The data presented in this paper provide empirical evidence that ocean waters around Florida reefs have warmed since the turn of the last century. It remains to be determined if this geologically short period of warming represents a lasting departure from the range in temperatures observed during the Holocene and whether or not the rate of warming has precedence in the fossil record. In the Gulf of Mexico (GOM), the early Holocene was characterized by high variability in SST, and there is evidence of a 1.5-°C warming over ~200 years (LoDico et al. 2006), with periods of time throughout the Holocene being warm or warmer than modern times (Poore et al. 2003; Richey et al. 2007). The temperature-sensitive coral Acropora palmata built the Flower Garden Banks in the northwest GOM between 10,000 and 6,800 calibrated years before present, likely taking advantage of warmer winters (Precht et al. 2014). Sample resolution in the geologic record is not presently adequate to assess whether summer SSTs, specifically, were warmer than modern. If they were, it would be very instructive to know if reefs of the early and mid-Holocene suffered decreased growth rates and/or mortality from coral bleaching. With the accuracy and resolution of new paleoproxies increasing all the time, the scientific community is well poised to address these uncertainties.

Prognosis for Florida Reefs

Change in community structure (loss of corals) is the dominant driver resulting in negative carbonate budgets on reefs (Perry et al. 2013). Given its present state of low (less than 10 %) coral cover, the prognosis for reef building along the Florida reef tract is not a good one. However, the Florida Keys reefs have not been keeping up with sea level for the past 6,000 years. Only in the Dry Tortugas, the western terminus of the reef system, are Florida Holocene reefs thicker than a few meters (Shinn et al. 1977). Punctuated growth and regional demise of reefs throughout the Holocene geologic record are not unique to Florida.

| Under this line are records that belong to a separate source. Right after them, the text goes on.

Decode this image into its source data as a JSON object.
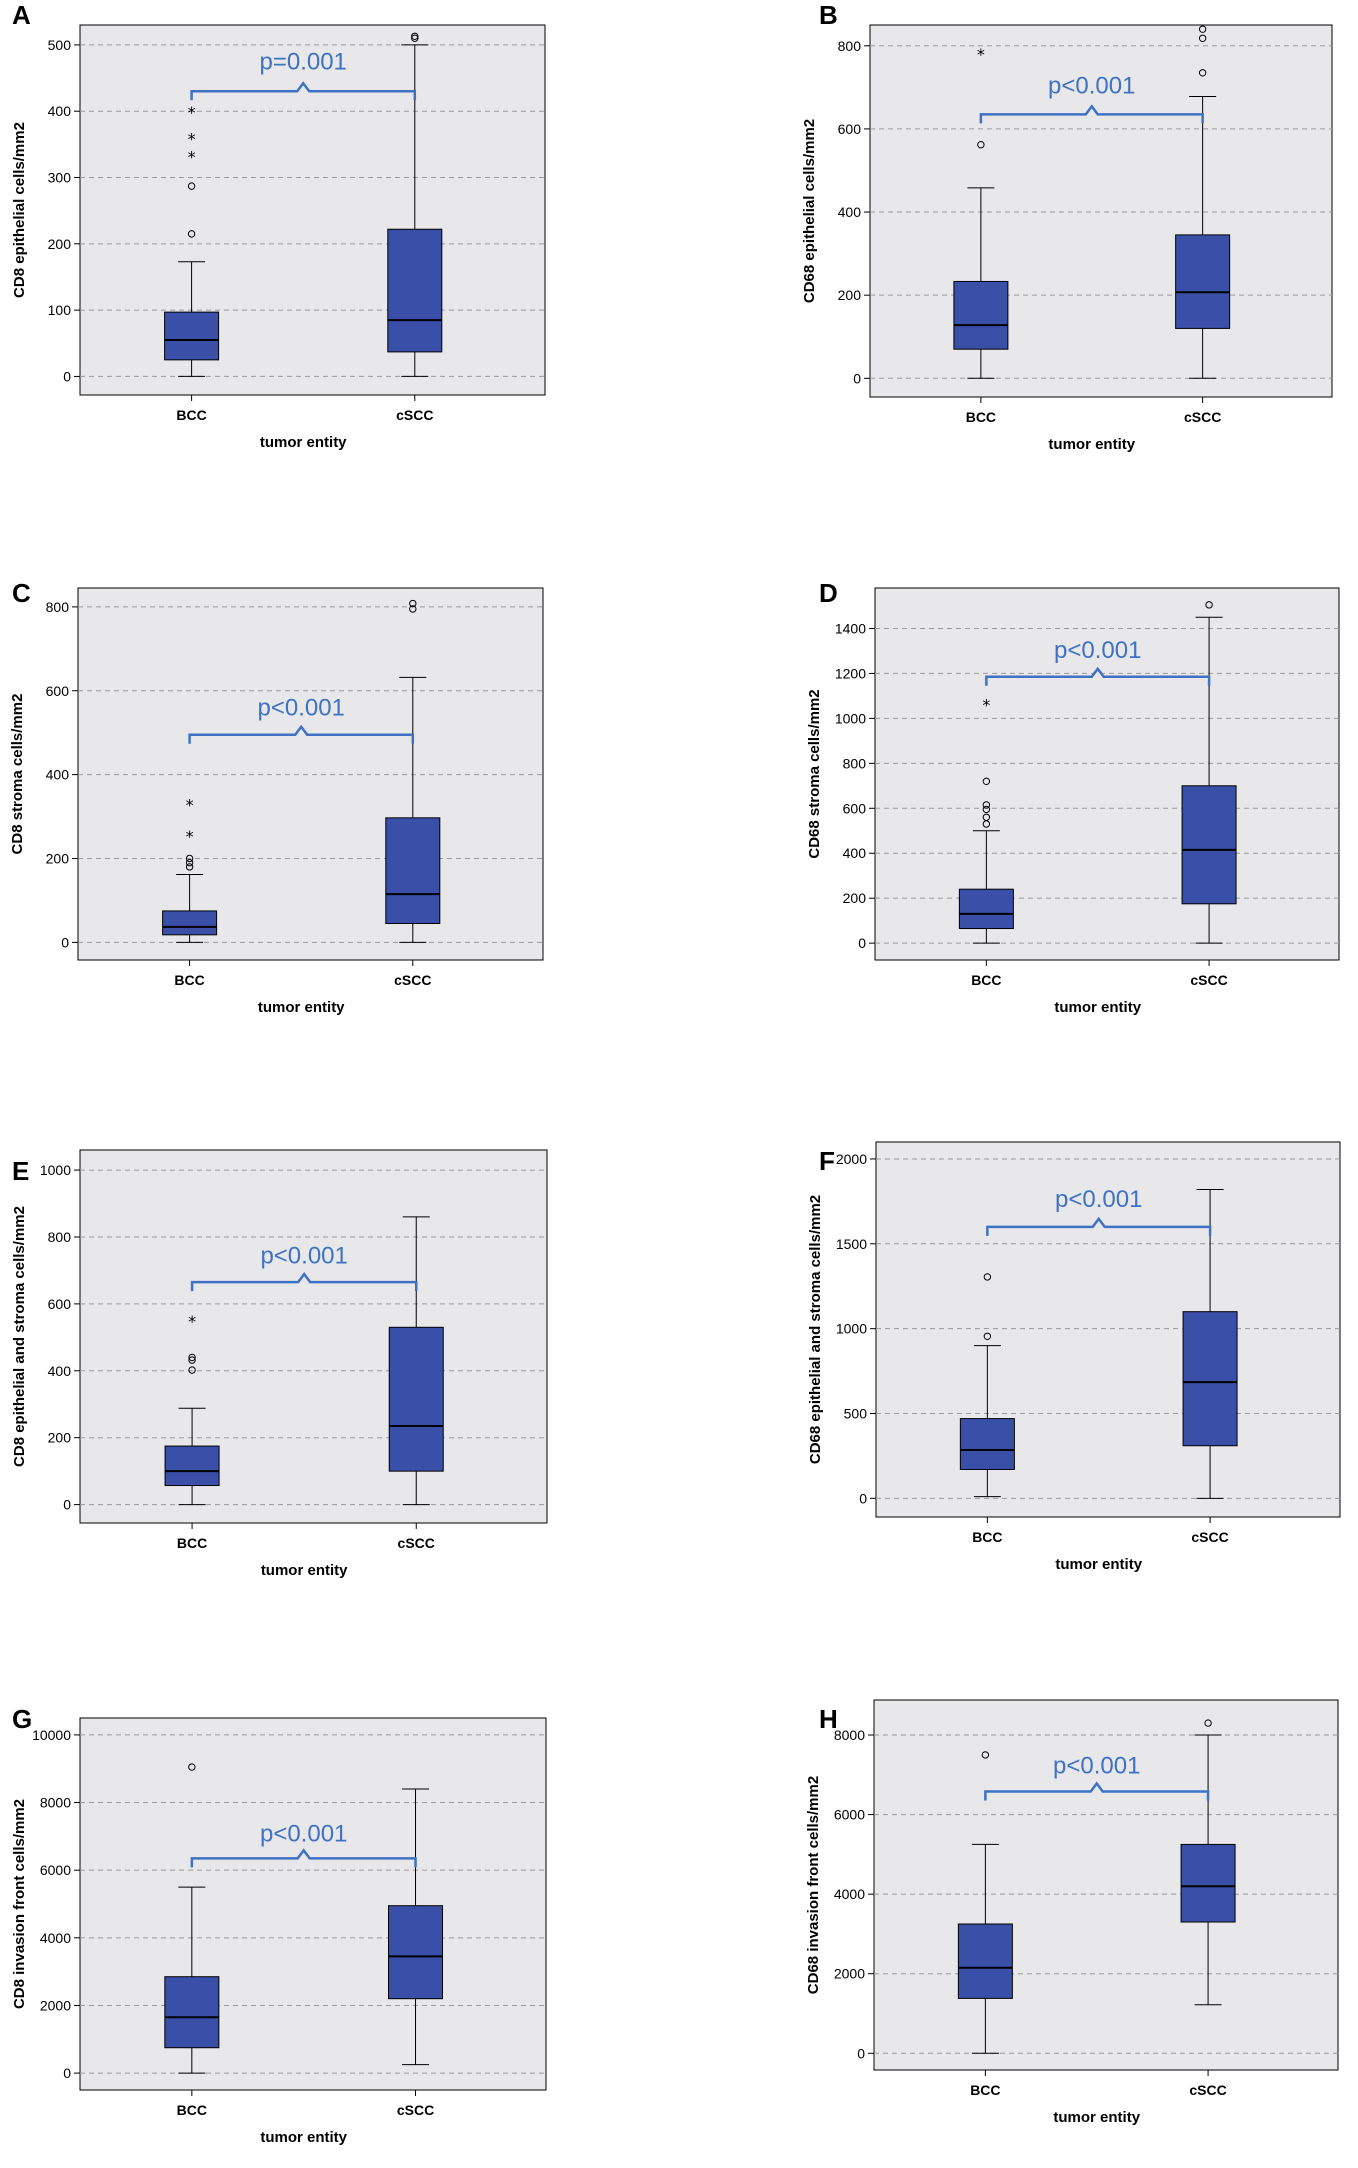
{
  "figure": {
    "box_color": "#3a4fa8",
    "plot_bg": "#e8e8ea",
    "grid_color": "#9a9a9a",
    "bracket_color": "#3f72c4",
    "pvalue_color": "#3f72c4"
  },
  "chart_data": [
    {
      "type": "box",
      "panel": "A",
      "xlabel": "tumor entity",
      "ylabel": "CD8 epithelial cells/mm2",
      "categories": [
        "BCC",
        "cSCC"
      ],
      "ylim": [
        -28,
        530
      ],
      "yticks": [
        0,
        100,
        200,
        300,
        400,
        500
      ],
      "pvalue": "p=0.001",
      "bracket_y": 430,
      "pvalue_y": 475,
      "boxes": [
        {
          "min": 0,
          "q1": 25,
          "median": 55,
          "q3": 97,
          "max": 173,
          "outliers_circle": [
            215,
            287
          ],
          "outliers_star": [
            335,
            362,
            402
          ]
        },
        {
          "min": 0,
          "q1": 37,
          "median": 85,
          "q3": 222,
          "max": 500,
          "outliers_circle": [
            510,
            513
          ],
          "outliers_star": []
        }
      ]
    },
    {
      "type": "box",
      "panel": "B",
      "xlabel": "tumor entity",
      "ylabel": "CD68 epithelial cells/mm2",
      "categories": [
        "BCC",
        "cSCC"
      ],
      "ylim": [
        -45,
        850
      ],
      "yticks": [
        0,
        200,
        400,
        600,
        800
      ],
      "pvalue": "p<0.001",
      "bracket_y": 635,
      "pvalue_y": 705,
      "boxes": [
        {
          "min": 0,
          "q1": 70,
          "median": 128,
          "q3": 233,
          "max": 458,
          "outliers_circle": [
            562
          ],
          "outliers_star": [
            785
          ]
        },
        {
          "min": 0,
          "q1": 120,
          "median": 207,
          "q3": 345,
          "max": 678,
          "outliers_circle": [
            735,
            818,
            840
          ],
          "outliers_star": []
        }
      ]
    },
    {
      "type": "box",
      "panel": "C",
      "xlabel": "tumor entity",
      "ylabel": "CD8 stroma cells/mm2",
      "categories": [
        "BCC",
        "cSCC"
      ],
      "ylim": [
        -42,
        845
      ],
      "yticks": [
        0,
        200,
        400,
        600,
        800
      ],
      "pvalue": "p<0.001",
      "bracket_y": 495,
      "pvalue_y": 560,
      "boxes": [
        {
          "min": 0,
          "q1": 18,
          "median": 37,
          "q3": 75,
          "max": 162,
          "outliers_circle": [
            180,
            190,
            200
          ],
          "outliers_star": [
            258,
            333
          ]
        },
        {
          "min": 0,
          "q1": 45,
          "median": 115,
          "q3": 297,
          "max": 632,
          "outliers_circle": [
            795,
            808
          ],
          "outliers_star": []
        }
      ]
    },
    {
      "type": "box",
      "panel": "D",
      "xlabel": "tumor entity",
      "ylabel": "CD68 stroma cells/mm2",
      "categories": [
        "BCC",
        "cSCC"
      ],
      "ylim": [
        -75,
        1580
      ],
      "yticks": [
        0,
        200,
        400,
        600,
        800,
        1000,
        1200,
        1400
      ],
      "pvalue": "p<0.001",
      "bracket_y": 1185,
      "pvalue_y": 1305,
      "boxes": [
        {
          "min": 0,
          "q1": 65,
          "median": 130,
          "q3": 240,
          "max": 500,
          "outliers_circle": [
            530,
            560,
            595,
            615,
            720
          ],
          "outliers_star": [
            1070
          ]
        },
        {
          "min": 0,
          "q1": 175,
          "median": 415,
          "q3": 700,
          "max": 1450,
          "outliers_circle": [
            1505
          ],
          "outliers_star": []
        }
      ]
    },
    {
      "type": "box",
      "panel": "E",
      "xlabel": "tumor entity",
      "ylabel": "CD8 epithelial and stroma cells/mm2",
      "categories": [
        "BCC",
        "cSCC"
      ],
      "ylim": [
        -55,
        1060
      ],
      "yticks": [
        0,
        200,
        400,
        600,
        800,
        1000
      ],
      "pvalue": "p<0.001",
      "bracket_y": 665,
      "pvalue_y": 745,
      "boxes": [
        {
          "min": 0,
          "q1": 57,
          "median": 100,
          "q3": 175,
          "max": 288,
          "outliers_circle": [
            402,
            432,
            440
          ],
          "outliers_star": [
            555
          ]
        },
        {
          "min": 0,
          "q1": 100,
          "median": 235,
          "q3": 530,
          "max": 860,
          "outliers_circle": [],
          "outliers_star": []
        }
      ]
    },
    {
      "type": "box",
      "panel": "F",
      "xlabel": "tumor entity",
      "ylabel": "CD68 epithelial and stroma cells/mm2",
      "categories": [
        "BCC",
        "cSCC"
      ],
      "ylim": [
        -110,
        2100
      ],
      "yticks": [
        0,
        500,
        1000,
        1500,
        2000
      ],
      "pvalue": "p<0.001",
      "bracket_y": 1600,
      "pvalue_y": 1765,
      "boxes": [
        {
          "min": 10,
          "q1": 170,
          "median": 285,
          "q3": 470,
          "max": 900,
          "outliers_circle": [
            955,
            1305
          ],
          "outliers_star": []
        },
        {
          "min": 0,
          "q1": 310,
          "median": 685,
          "q3": 1100,
          "max": 1820,
          "outliers_circle": [],
          "outliers_star": []
        }
      ]
    },
    {
      "type": "box",
      "panel": "G",
      "xlabel": "tumor entity",
      "ylabel": "CD8 invasion front cells/mm2",
      "categories": [
        "BCC",
        "cSCC"
      ],
      "ylim": [
        -500,
        10500
      ],
      "yticks": [
        0,
        2000,
        4000,
        6000,
        8000,
        10000
      ],
      "pvalue": "p<0.001",
      "bracket_y": 6350,
      "pvalue_y": 7080,
      "boxes": [
        {
          "min": 0,
          "q1": 750,
          "median": 1650,
          "q3": 2850,
          "max": 5500,
          "outliers_circle": [
            9050
          ],
          "outliers_star": []
        },
        {
          "min": 250,
          "q1": 2200,
          "median": 3450,
          "q3": 4950,
          "max": 8400,
          "outliers_circle": [],
          "outliers_star": []
        }
      ]
    },
    {
      "type": "box",
      "panel": "H",
      "xlabel": "tumor entity",
      "ylabel": "CD68 invasion front cells/mm2",
      "categories": [
        "BCC",
        "cSCC"
      ],
      "ylim": [
        -420,
        8880
      ],
      "yticks": [
        0,
        2000,
        4000,
        6000,
        8000
      ],
      "pvalue": "p<0.001",
      "bracket_y": 6580,
      "pvalue_y": 7230,
      "boxes": [
        {
          "min": 0,
          "q1": 1380,
          "median": 2150,
          "q3": 3250,
          "max": 5250,
          "outliers_circle": [
            7500
          ],
          "outliers_star": []
        },
        {
          "min": 1220,
          "q1": 3300,
          "median": 4200,
          "q3": 5250,
          "max": 8000,
          "outliers_circle": [
            8300
          ],
          "outliers_star": []
        }
      ]
    }
  ]
}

Periods of reef collapse pre-dating anthropogenic climate change were attributed to subtle changes in sea level (Florida: Lidz and Shinn 1991; Great Barrier Reef: Perry and Smithers 2011) and shifts in climatology (Eastern Pacific: Toth et al. 2012).

The few reefs that were accreting in the main Keys during the past century were dominated by large A. palmata stands, which experienced major declines in the early 1980s resulting from coral disease. Also, bleaching during the 1997/1998 El Niño and cold stress events (Colella et al. 2012) left the monitored reefs in the Keys with less than 5 % coral cover (Ruzicka et al. 2013; Toth et al. 2014). The outer-reef tract off the middle Keys, in particular, has shown degradation as documented by an increased abundance of coral-derived particles in reef sediments comparing surveys in 1989 with those from mid-century surveys (Lidz and Hallock 2000; Lidz et al. 2006). Regardless of what combination of stressors caused this recent bout of degradation, anthropogenic climate change continuing on the trajectory set in the past few decades will likely prevent reef recovery in the near future. Hardbottom communities with small, scattered coral heads may persist, dominated by species that are more resistant than others to bleaching, disease, and cold water stress (e.g. Siderastrea siderea, Lirman et al. 2011; Burman et al. 2012). Recent apparent recovery of A. cervicornis populations in the Dry Tortugas (Lidz and Zawada 2013) and range expansion northward along the reef tract (Precht and Aronson 2004) indicate that this species could be a “winner” in some areas, provided that they are spared exposure to cold stress events (Shinn 1966). However, studying bioerosion (Hudson 1977) is likely to reveal the most information regarding just how long the Florida reef tract will continue to serve as habitat for fisheries and a protector of shorelines because reef accretion is clearly already negative in many areas.